Because disorders of the brain are inordinately complex, they require solutions that extend beyond the traditional, siloed approach that is too often the standard in academic research, argues Dr. Costa. He has long advocated for increased collaboration across the spectrum of biomedical research as critical to developing effective treatments that slow, halt or reverse debilitating and deadly brain diseases.
For example, Dr. Costa argues that experts who study different brain disorders should work together and recognize that shared mechanisms often exist among these seemingly disparate illnesses.
“Parkinson’s is considered a movement disorder, but one of the disease’s most common symptoms is depression,” said Dr. Costa. “We need to investigate the relationship between Parkinson’s and depression — as well as other syndromes — to see if we can find common underlying mechanisms that act on different brain circuits to produce different symptoms. This will prove critical to moving the needle toward more effective therapies that don’t just treat these devastating symptoms, but the underlying causes.”
Dr. Costa believes that collaborations like these, as well as an investment in diversity — of people, ideas and scientific expertise — is a key driver of scientific progress and transformative discoveries. These principles guide Dr. Costa’s research as well as the Zuckerman Institute as a whole.
Dr. Costa is one of four Columbia scientists elected to the National Academy of Medicine this year. Peter Bearman, the Jonathan R. Cole Professor of Social Sciences, Charles Branas, PhD, Chair and Anna Cheskis and Murray Gelman Professor of Epidemiology and Anil Rustgi, MD, Irving Professor of Medicine, will also be inducted into the newest class of Academy members.
“These newly elected members represent the most exceptional scholars and leaders whose remarkable work has advanced science, medicine and health in the US and around the globe,” said National Academy of Medicine President Victor J. Dzau. “Their expertise will be vital to addressing today’s most pressing health and scientific challenges and informing the future of health and medicine for the benefit of us all. I am honored to welcome these esteemed individuals to the National Academy of Medicine.”
Founded in 1970 as the Institute of Medicine (IOM), the National Academy of Medicine is one of three academies that make up the National Academies of Sciences, Engineering, and Medicine (the National Academies) in the United States. The National Academies’ mission is to improve health for all by advancing science, accelerating health equity and providing independent, authoritative and trusted advice nationally and globally.
Throughout his career, Dr. Costa has long been recognized as a leader in neuroscience.

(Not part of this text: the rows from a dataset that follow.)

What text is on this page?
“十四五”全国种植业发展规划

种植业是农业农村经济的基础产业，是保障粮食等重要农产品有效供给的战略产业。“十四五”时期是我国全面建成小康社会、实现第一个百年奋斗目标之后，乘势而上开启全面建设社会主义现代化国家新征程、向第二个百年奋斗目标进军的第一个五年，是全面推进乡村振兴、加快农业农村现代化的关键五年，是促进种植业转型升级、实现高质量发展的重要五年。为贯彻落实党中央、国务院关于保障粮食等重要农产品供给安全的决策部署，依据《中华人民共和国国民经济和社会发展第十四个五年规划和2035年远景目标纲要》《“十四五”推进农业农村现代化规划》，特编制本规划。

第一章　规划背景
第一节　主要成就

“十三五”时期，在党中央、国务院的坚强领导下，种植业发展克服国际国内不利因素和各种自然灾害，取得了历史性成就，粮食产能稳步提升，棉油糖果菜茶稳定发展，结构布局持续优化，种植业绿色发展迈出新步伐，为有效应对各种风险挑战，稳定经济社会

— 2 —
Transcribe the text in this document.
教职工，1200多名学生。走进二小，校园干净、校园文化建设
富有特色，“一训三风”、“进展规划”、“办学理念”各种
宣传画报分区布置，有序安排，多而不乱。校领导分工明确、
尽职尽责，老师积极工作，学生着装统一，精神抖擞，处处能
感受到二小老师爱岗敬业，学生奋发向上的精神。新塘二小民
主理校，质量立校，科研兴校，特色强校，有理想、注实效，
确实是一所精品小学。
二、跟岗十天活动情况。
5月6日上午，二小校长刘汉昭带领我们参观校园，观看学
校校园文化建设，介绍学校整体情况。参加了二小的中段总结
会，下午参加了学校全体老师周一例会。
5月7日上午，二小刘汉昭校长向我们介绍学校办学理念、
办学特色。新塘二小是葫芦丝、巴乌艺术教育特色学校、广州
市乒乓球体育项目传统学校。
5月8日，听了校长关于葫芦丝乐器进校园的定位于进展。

He was an International Early Career Scientist at the Howard Hughes Medical Institute from 2012-2017. In 2017, he was awarded the Ariëns Kappers Award from the Royal Netherlands Academy of Arts and Sciences. In 2014, Dr. Costa was knighted Commander of the Order of Sant'Iago da Espada by the President of Portugal. In 2014, he also received the Young Investigator Award from the Fondation Louis-Jeantet and in 2012 from the Society for Neuroscience. Prior to joining Columbia’s Zuckerman Institute in 2016, Dr. Costa served as Director of Research at the Champalimaud Centre for the Unknown in Lisbon, Portugal.